Curva da Jurema: só não enxerga o preconceito quem não quer

Com o surgimento de novas opções nos quiosques, o local passou pelo o que muitos chamam de gentrificação, elitização ou até “gourmetização” da praia

  • Ligia Kunzendorff Mafra É professora de Direito e advogada
Publicado em 23/01/2023 às 15h55

Urbanização, novas concessões, melhores restaurantes. É inegável que a melhoria da qualidade dos serviços beneficia o local e a comunidade como um todo, quando essa melhoria não é excludente. A Curva da Jurema atrai cada vez mais pessoas – um público que não frequentava o local havia décadas, diga-se de passagem, pela quantidade de pessoas que saía dos ônibus aos fins de semana.

É preciso que se diga da forma mais clara possível: a classe média não frequentava o local porque não queria se misturar com pobre. Com o surgimento de novas opções nos quiosques, o local passou pelo o que muitos chamam de gentrificação, elitização ou até “gourmetização” da praia.

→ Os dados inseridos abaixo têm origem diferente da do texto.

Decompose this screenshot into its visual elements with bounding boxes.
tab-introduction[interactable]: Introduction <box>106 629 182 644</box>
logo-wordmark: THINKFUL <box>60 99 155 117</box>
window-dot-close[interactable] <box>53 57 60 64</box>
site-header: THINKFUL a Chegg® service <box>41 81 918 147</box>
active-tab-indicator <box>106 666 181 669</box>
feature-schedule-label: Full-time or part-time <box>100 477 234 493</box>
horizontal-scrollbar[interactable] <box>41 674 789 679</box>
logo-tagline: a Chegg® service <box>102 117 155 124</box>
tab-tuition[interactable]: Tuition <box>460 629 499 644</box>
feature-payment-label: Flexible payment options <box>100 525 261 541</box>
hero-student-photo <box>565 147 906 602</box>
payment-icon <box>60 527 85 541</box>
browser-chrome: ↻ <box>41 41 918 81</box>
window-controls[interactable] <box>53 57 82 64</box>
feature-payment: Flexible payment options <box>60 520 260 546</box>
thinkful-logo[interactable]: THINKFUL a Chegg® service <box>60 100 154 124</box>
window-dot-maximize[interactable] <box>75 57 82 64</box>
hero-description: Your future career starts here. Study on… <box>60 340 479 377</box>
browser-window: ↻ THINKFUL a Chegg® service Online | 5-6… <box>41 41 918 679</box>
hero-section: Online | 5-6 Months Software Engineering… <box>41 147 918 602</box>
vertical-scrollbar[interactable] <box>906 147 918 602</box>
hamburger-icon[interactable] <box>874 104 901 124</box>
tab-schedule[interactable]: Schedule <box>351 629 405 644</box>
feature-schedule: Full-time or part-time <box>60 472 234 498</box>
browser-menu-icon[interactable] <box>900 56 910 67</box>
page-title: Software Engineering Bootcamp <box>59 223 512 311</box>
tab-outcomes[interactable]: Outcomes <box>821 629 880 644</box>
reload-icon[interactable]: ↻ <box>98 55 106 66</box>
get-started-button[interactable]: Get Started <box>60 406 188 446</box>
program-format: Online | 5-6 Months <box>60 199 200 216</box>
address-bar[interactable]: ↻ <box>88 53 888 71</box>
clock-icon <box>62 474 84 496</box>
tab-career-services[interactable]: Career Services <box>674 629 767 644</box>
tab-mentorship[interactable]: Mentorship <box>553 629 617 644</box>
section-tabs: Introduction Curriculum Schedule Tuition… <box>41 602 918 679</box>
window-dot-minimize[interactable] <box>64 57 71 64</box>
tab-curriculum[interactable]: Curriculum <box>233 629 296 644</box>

Obviamente, a praia é espaço público. Obviamente, a lei não permite que se privatize a faixa de areia. Seria um ambiente de paz e de convivência pacífica se justamente a maior parte das pessoas que ali frequentam não fossem, pouco a pouco, expulsas.

Os quiosques mais badalados contam com segurança privada - o que por si só não é um erro, uma vez que se limite a proteção do patrimônio. O inimigo de quem deve se proteger? O ambulante, o pobre, o preto e o morador de rua. Mas não se enganem, não é para que essas pessoas não entrem nos estabelecimentos, é para que nem sequer sejam vistas pelos grupos de amigos que tomam champanhe e fumam charutos ao som de música eletrônica.

Curva da Jurema
Praia da Curva da Jurema, Vitória. Crédito: Carlos Alberto Silva

Há abordagens porque o morador de rua está próximo, porque está olhando para as pessoas de dentro. Acreditem. Eu já presenciei isso.

A filosofia já tentou explicar como estado de exceção permanente. A psicologia como síndrome dos pequenos poderes. Seja qual for a explicação mais adequada, o fato é que o segurança, quando questionado sobre a razão de estar expulsando uma pessoa de um espaço público, logo pergunta: “Quem é você cidadã(o)?”. É isso mesmo: o país da carteirada. E tudo isso contando com a cegueira seletiva, conivência e apoio do poder público (o infame decreto dos ambulantes escancara essa realidade).

A quem interessa que isso aconteça? Certamente não ao público que já frequentava a praia e que ocupa cada vez menos espaço no local.

Obviamente não se está defendendo que os bons serviços e a evidente melhoria no local sejam revertidos, mas que a classe média (que se acha elite, apesar de estar muito mais próxima do pobre do que do rico) de fato conviva com as pessoas que ali já estavam, com os ambulantes, com os moradores de rua, com as muitas crianças das famílias que curtem o dia na praia. Essa convivência se chama democracia. E, aparentemente, ela incomoda.

Só existem duas opções para quem acha tudo vai muito bem e que não existe conflito nenhum: ou são altamente alienados da realidade, ou são altamente coniventes com ela. Nenhuma das duas opções me parece boa.

Este texto não traduz, necessariamente, a opinião de A Gazeta.